Paginations 1.0: Time Series Collections in five minutes
Rate this article
As someone who loves to constantly measure myself and everything around me, I was excited to see MongoDB add dedicated time-series collections in MongoDB 5.0. Previously, MongoDB had been great for handling time-series data, but only if you were prepared to write some fairly complicated insert and update code and use a complex schema. In 5.0, all the hard work is done for you, including lots of behind-the-scenes optimization.
Working with time-series data brings some interesting technical challenges for databases. Let me explain.
Time-series data is where we have multiple related data points that have a time, a source, and one or more values. For example, I might be recording my speed on my bike and the gradient of the road, so I have the time, the source (me on that bike), and two data values (speed and gradient). The source would change if it was a different bike or another person riding it.
Time-series data is not simply any data that has a date component, but specifically data where we want to look at how values change over a period of time and so need to compare data for a given time window or windows. On my bike, am I slowing down over time on a ride? Or does my speed vary with the road gradient?
This means when we store time-series data, we usually want to retrieve or work with all data points for a time period, or all data points for a time period for one or more specific sources.
These data points tend to be small. A time is usually eight bytes, an identifier is normally only (at most) a dozen bytes, and a data point is more often than not one or more eight-byte floating point numbers. So, each "record" we need to store and access is perhaps 50 or 100 bytes in length.
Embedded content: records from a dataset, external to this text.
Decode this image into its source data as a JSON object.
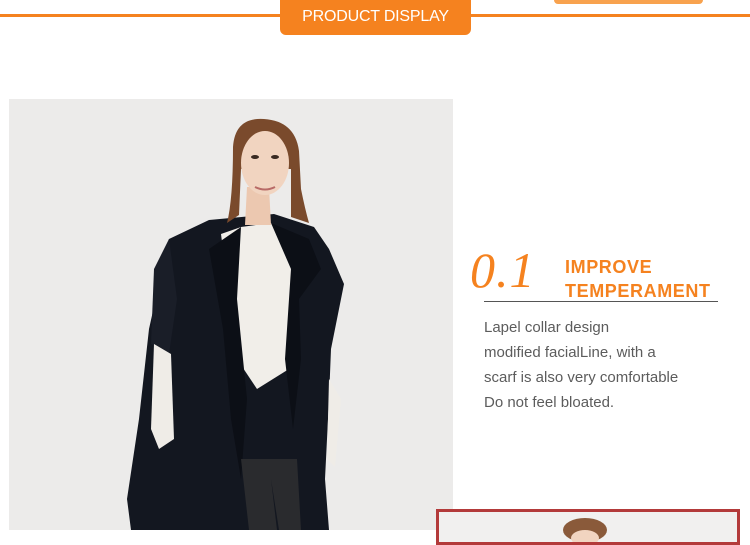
{
  "header": {
    "banner_label": "PRODUCT DISPLAY",
    "accent_color": "#f5821f"
  },
  "feature": {
    "number": "0.1",
    "title": "IMPROVE\nTEMPERAMENT",
    "description": "Lapel collar design\nmodified facialLine, with a\nscarf is also very comfortable\nDo not feel bloated."
  },
  "images": {
    "main_photo": "model-wearing-black-lapel-coat",
    "next_photo": "model-portrait-thumbnail"
  }
}
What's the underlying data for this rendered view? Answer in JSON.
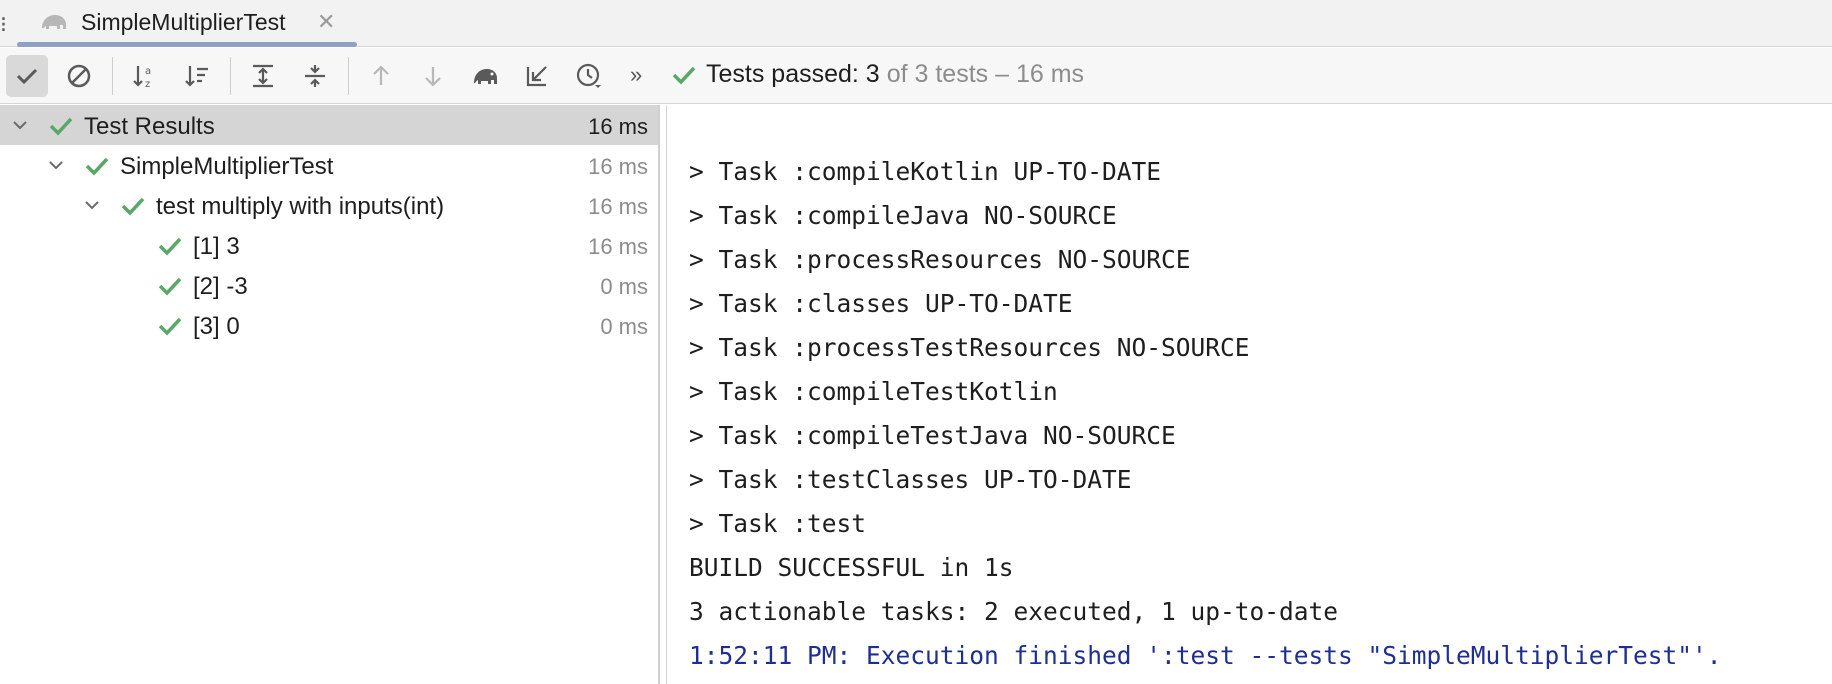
{
  "tab": {
    "title": "SimpleMultiplierTest",
    "close_glyph": "✕",
    "icon": "gradle-elephant-icon"
  },
  "toolbar": {
    "buttons": [
      {
        "name": "show-passed-button",
        "icon": "check-icon",
        "active": true
      },
      {
        "name": "show-ignored-button",
        "icon": "circle-slash-icon",
        "active": false
      },
      {
        "name": "sort-alphabetically-button",
        "icon": "sort-alpha-icon",
        "active": false
      },
      {
        "name": "sort-by-duration-button",
        "icon": "sort-duration-icon",
        "active": false
      },
      {
        "name": "expand-all-button",
        "icon": "expand-all-icon",
        "active": false
      },
      {
        "name": "collapse-all-button",
        "icon": "collapse-all-icon",
        "active": false
      },
      {
        "name": "previous-failed-button",
        "icon": "arrow-up-icon",
        "active": false
      },
      {
        "name": "next-failed-button",
        "icon": "arrow-down-icon",
        "active": false
      },
      {
        "name": "open-gradle-config-button",
        "icon": "elephant-icon",
        "active": false
      },
      {
        "name": "import-tests-button",
        "icon": "import-icon",
        "active": false
      },
      {
        "name": "test-history-button",
        "icon": "history-clock-icon",
        "active": false
      }
    ],
    "more_glyph": "»",
    "status_passed": "Tests passed: 3",
    "status_total": "of 3 tests – 16 ms"
  },
  "tree": {
    "rows": [
      {
        "label": "Test Results",
        "time": "16 ms",
        "level": 0,
        "expanded": true
      },
      {
        "label": "SimpleMultiplierTest",
        "time": "16 ms",
        "level": 1,
        "expanded": true
      },
      {
        "label": "test multiply with inputs(int)",
        "time": "16 ms",
        "level": 2,
        "expanded": true
      },
      {
        "label": "[1] 3",
        "time": "16 ms",
        "level": 3
      },
      {
        "label": "[2] -3",
        "time": "0 ms",
        "level": 3
      },
      {
        "label": "[3] 0",
        "time": "0 ms",
        "level": 3
      }
    ]
  },
  "console": {
    "lines": [
      "> Task :compileKotlin UP-TO-DATE",
      "> Task :compileJava NO-SOURCE",
      "> Task :processResources NO-SOURCE",
      "> Task :classes UP-TO-DATE",
      "> Task :processTestResources NO-SOURCE",
      "> Task :compileTestKotlin",
      "> Task :compileTestJava NO-SOURCE",
      "> Task :testClasses UP-TO-DATE",
      "> Task :test",
      "BUILD SUCCESSFUL in 1s",
      "3 actionable tasks: 2 executed, 1 up-to-date"
    ],
    "exec_line": "1:52:11 PM: Execution finished ':test --tests \"SimpleMultiplierTest\"'."
  },
  "colors": {
    "success_green": "#59a869",
    "exec_blue": "#1f2f91",
    "selected_row": "#d5d5d5"
  }
}
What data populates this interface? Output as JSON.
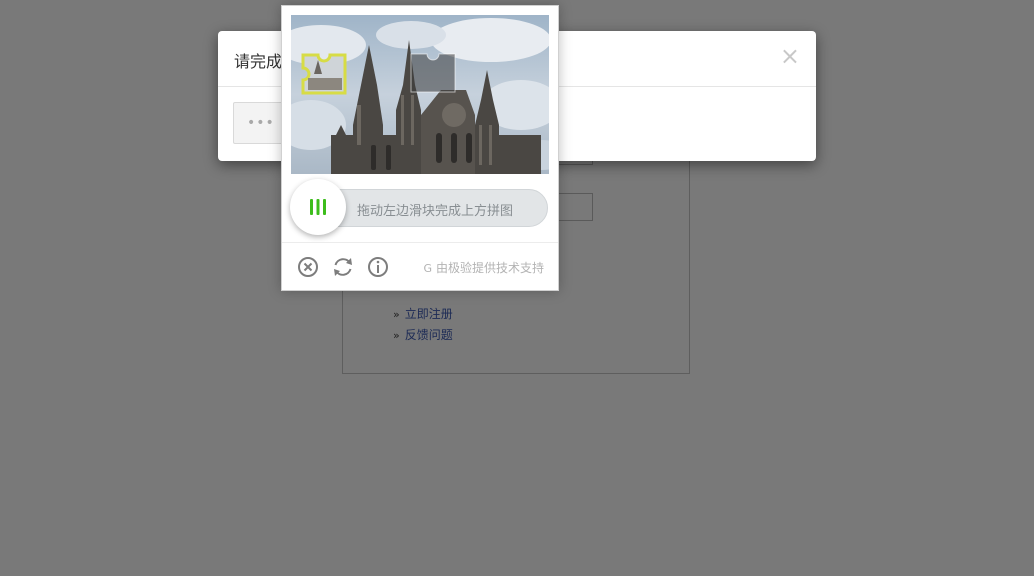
{
  "background_page": {
    "links": [
      {
        "arrow": "»",
        "label": "立即注册"
      },
      {
        "arrow": "»",
        "label": "反馈问题"
      }
    ]
  },
  "modal": {
    "title": "请完成安全验证",
    "close_glyph": "×",
    "trigger_dots": "•••"
  },
  "captcha": {
    "slider_hint": "拖动左边滑块完成上方拼图",
    "brand_text": "由极验提供技术支持",
    "brand_mark": "G",
    "icons": [
      "close-icon",
      "refresh-icon",
      "info-icon"
    ],
    "colors": {
      "knob_bars": "#3dbd1c",
      "track": "#e2e5e7",
      "piece_border": "#d7dc45"
    }
  }
}
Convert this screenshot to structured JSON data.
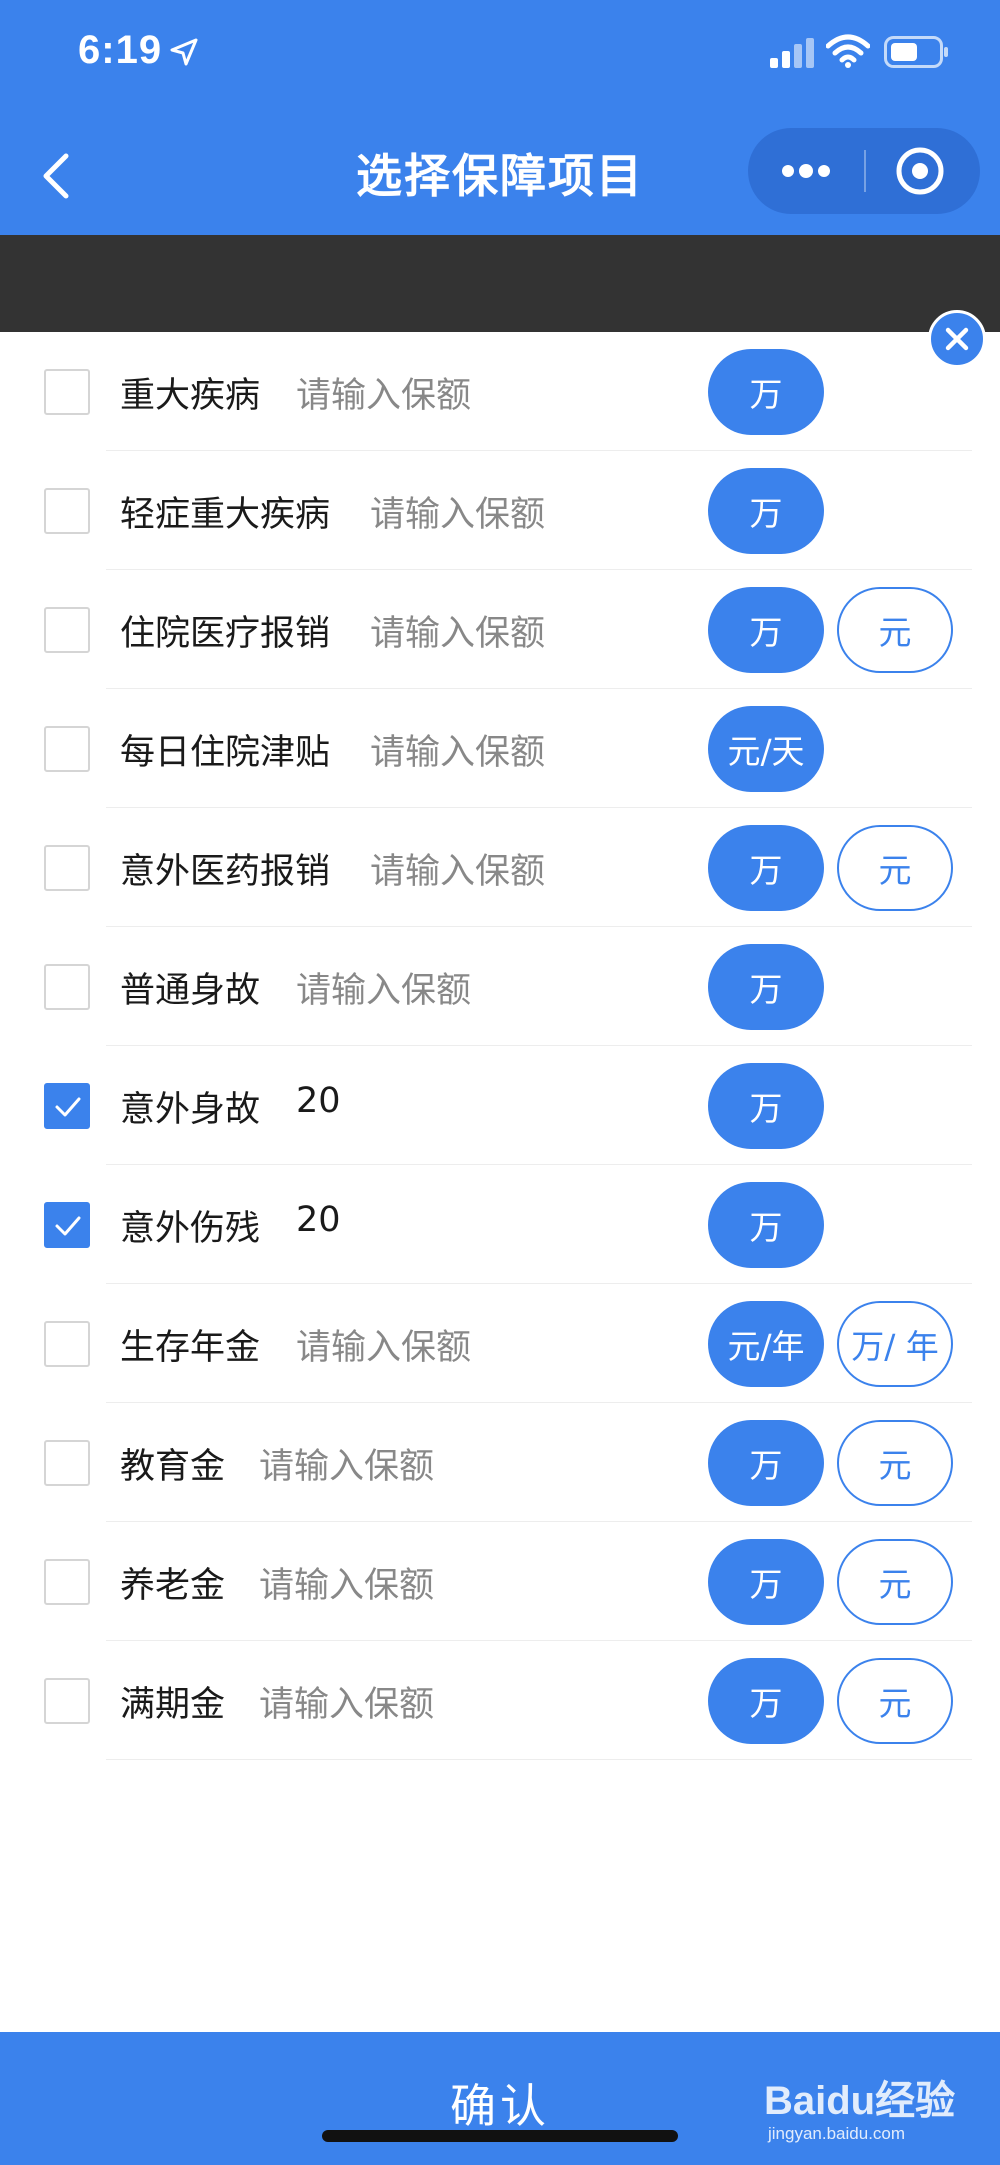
{
  "status_bar": {
    "time": "6:19"
  },
  "nav": {
    "title": "选择保障项目"
  },
  "items": [
    {
      "label": "重大疾病",
      "amount": "请输入保额",
      "checked": false,
      "units": [
        "万"
      ]
    },
    {
      "label": "轻症重大疾病",
      "amount": "请输入保额",
      "checked": false,
      "units": [
        "万"
      ]
    },
    {
      "label": "住院医疗报销",
      "amount": "请输入保额",
      "checked": false,
      "units": [
        "万",
        "元"
      ]
    },
    {
      "label": "每日住院津贴",
      "amount": "请输入保额",
      "checked": false,
      "units": [
        "元/天"
      ]
    },
    {
      "label": "意外医药报销",
      "amount": "请输入保额",
      "checked": false,
      "units": [
        "万",
        "元"
      ]
    },
    {
      "label": "普通身故",
      "amount": "请输入保额",
      "checked": false,
      "units": [
        "万"
      ]
    },
    {
      "label": "意外身故",
      "amount": "20",
      "checked": true,
      "units": [
        "万"
      ]
    },
    {
      "label": "意外伤残",
      "amount": "20",
      "checked": true,
      "units": [
        "万"
      ]
    },
    {
      "label": "生存年金",
      "amount": "请输入保额",
      "checked": false,
      "units": [
        "元/年",
        "万/ 年"
      ]
    },
    {
      "label": "教育金",
      "amount": "请输入保额",
      "checked": false,
      "units": [
        "万",
        "元"
      ]
    },
    {
      "label": "养老金",
      "amount": "请输入保额",
      "checked": false,
      "units": [
        "万",
        "元"
      ]
    },
    {
      "label": "满期金",
      "amount": "请输入保额",
      "checked": false,
      "units": [
        "万",
        "元"
      ]
    }
  ],
  "confirm_label": "确认",
  "watermark": {
    "brand": "Baidu经验",
    "url": "jingyan.baidu.com"
  },
  "colors": {
    "primary": "#3b82ec",
    "dark_band": "#333333"
  }
}
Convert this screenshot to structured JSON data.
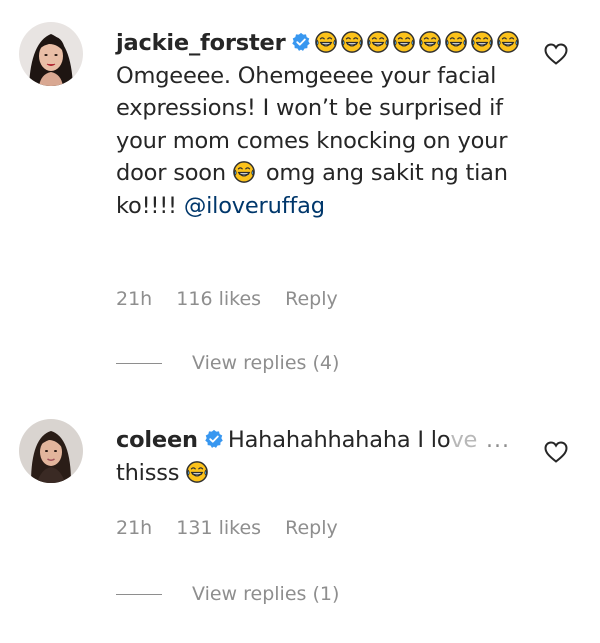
{
  "comments": [
    {
      "username": "jackie_forster",
      "verified": true,
      "text_part1": "Omgeeee. Ohemgeeee your facial expressions! I won’t be surprised if your mom comes knocking on your door soon",
      "text_part2": "omg ang sakit ng tian ko!!!!",
      "mention": "@iloveruffag",
      "emoji_icon": "tears-of-joy-emoji",
      "time": "21h",
      "likes": "116 likes",
      "reply_label": "Reply",
      "view_replies": "View replies (4)"
    },
    {
      "username": "coleen",
      "verified": true,
      "text_visible": "Hahahahhahaha I lo",
      "text_faded": "ve",
      "more_label": "...",
      "text_line2": "thisss",
      "emoji_icon": "tears-of-joy-emoji",
      "time": "21h",
      "likes": "131 likes",
      "reply_label": "Reply",
      "view_replies": "View replies (1)"
    }
  ],
  "colors": {
    "text": "#262626",
    "secondary": "#8e8e8e",
    "mention": "#00376b",
    "verified_badge": "#3897f0",
    "emoji_face": "#fcc21b",
    "emoji_tears": "#4fb3f6"
  },
  "icons": {
    "like": "heart-outline-icon",
    "verified": "verified-badge-icon"
  }
}
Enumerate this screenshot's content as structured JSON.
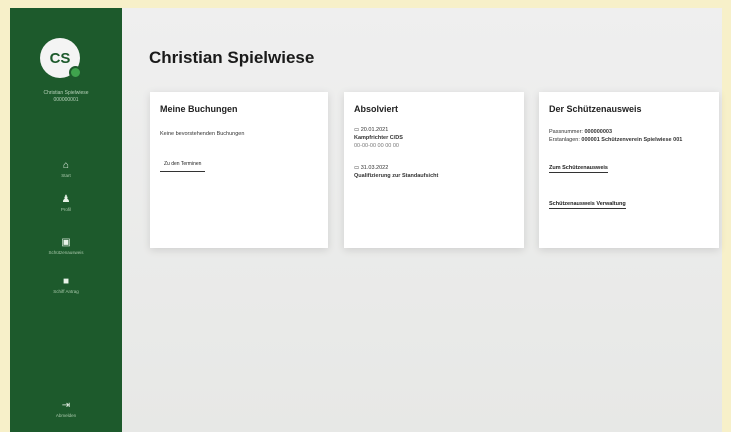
{
  "sidebar": {
    "avatar_initials": "CS",
    "user_name": "Christian Spielwiese\n000000001",
    "items": [
      {
        "label": "Start",
        "icon": "home-icon"
      },
      {
        "label": "Profil",
        "icon": "user-icon"
      },
      {
        "label": "Schützenausweis",
        "icon": "id-card-icon"
      },
      {
        "label": "Schiff Antrag",
        "icon": "document-icon"
      }
    ],
    "logout_label": "Abmelden",
    "logout_icon": "logout-icon"
  },
  "page": {
    "title": "Christian Spielwiese"
  },
  "cards": {
    "bookings": {
      "title": "Meine Buchungen",
      "empty_text": "Keine bevorstehenden Buchungen",
      "button_label": "Zu den Terminen"
    },
    "completed": {
      "title": "Absolviert",
      "entries": [
        {
          "date": "20.01.2021",
          "name": "Kampfrichter C/DS",
          "detail": "00-00-00 00 00 00"
        },
        {
          "date": "31.03.2022",
          "name": "Qualifizierung zur Standaufsicht",
          "detail": ""
        }
      ]
    },
    "id_card": {
      "title": "Der Schützenausweis",
      "pass_label": "Passnummer:",
      "pass_value": "000000003",
      "holder_label": "Erstanlagen:",
      "holder_value": "000001 Schützenverein Spielwiese 001",
      "link1": "Zum Schützenausweis",
      "link2": "Schützenausweis Verwaltung"
    }
  }
}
This is where dealing with time-series data gets interesting—at least, I think it's interesting. Most databases, MongoDB included, store data on disks, and those are read and written by the underlying hardware in blocks of typically 4, 8, or 32 KB at a time. Because of these disk blocks, the layers on top of the physical disks—virtual memory, file systems, operating systems, and databases—work in blocks of data too. MongoDB, like all databases, uses blocks of records when reading,writing, and caching. Unfortunately, this can make reading and writing these tiny little time-series records much less efficient.
This animation shows what happens when these records are simply inserted into a general purpose database such as MongoDB or an RDBMS.
As each record is received, it is stored sequentially in a block on the disk. To allow us to access them, we use two indexes: one with the unique record identifier, which is required for replication, and the other with the source and timestamp to let us find everything for a specific device over a time period.
This is fine for writing data. We have quick sequential writing and we can amortise disk flushes of blocks to get a very high write speed.
The issue arises when we read. In order to find the data about one device over a time period, we need to fetch many of these small records. Due to the way they were stored, the records we want are spread over multiple database blocks and disk blocks. For each block we have to read, we pay a penalty of having to read and process the whole block, using database cache space equivalent to the block size. This is a lot of wasted compute resources.
MongoDB 5.0 has specialized time-series collections optimized for this type of data, which we can use simply by adding two parameters when creating a collection.
We don't need to change the code we use for reading or writing at all. MongoDB takes care of everything for us behind the scenes. This second animation shows how.
With a time-series collection, MongoDB organizes the writes so that data for the same source is stored in the same block, alongside other data points from a similar point in time. The blocks are limited in size (because so are disk blocks) and once we have enough data in a block, we will automatically create another one. The important point is that each block will cover one source and one span of time, and we have an index for each block to help us find that span.
Doing this means we can have much smaller indexes as we only have one unique identifier per block. We also only have one index per block, typically for the source and time range. This results in an overall reduction in index size of hundreds of times.
Not only that but by storing data like this, MongoDB is better able to apply compression. Over time, data for a source will not change randomly, so we can compress the changes in values that are co-located. This makes for a data size improvement of at least three to five times.
And when we come to read it, we can read it several times faster as we no longer need to read data, which is not relevant to our query just to get to the data we want.
And that, in a nutshell, is MongoDB time-series collections. I can just specify the time and source fields when creating a collection and MongoDB will reorganise my cycling data to make it three to five times smaller, as well as faster, to read and analyze.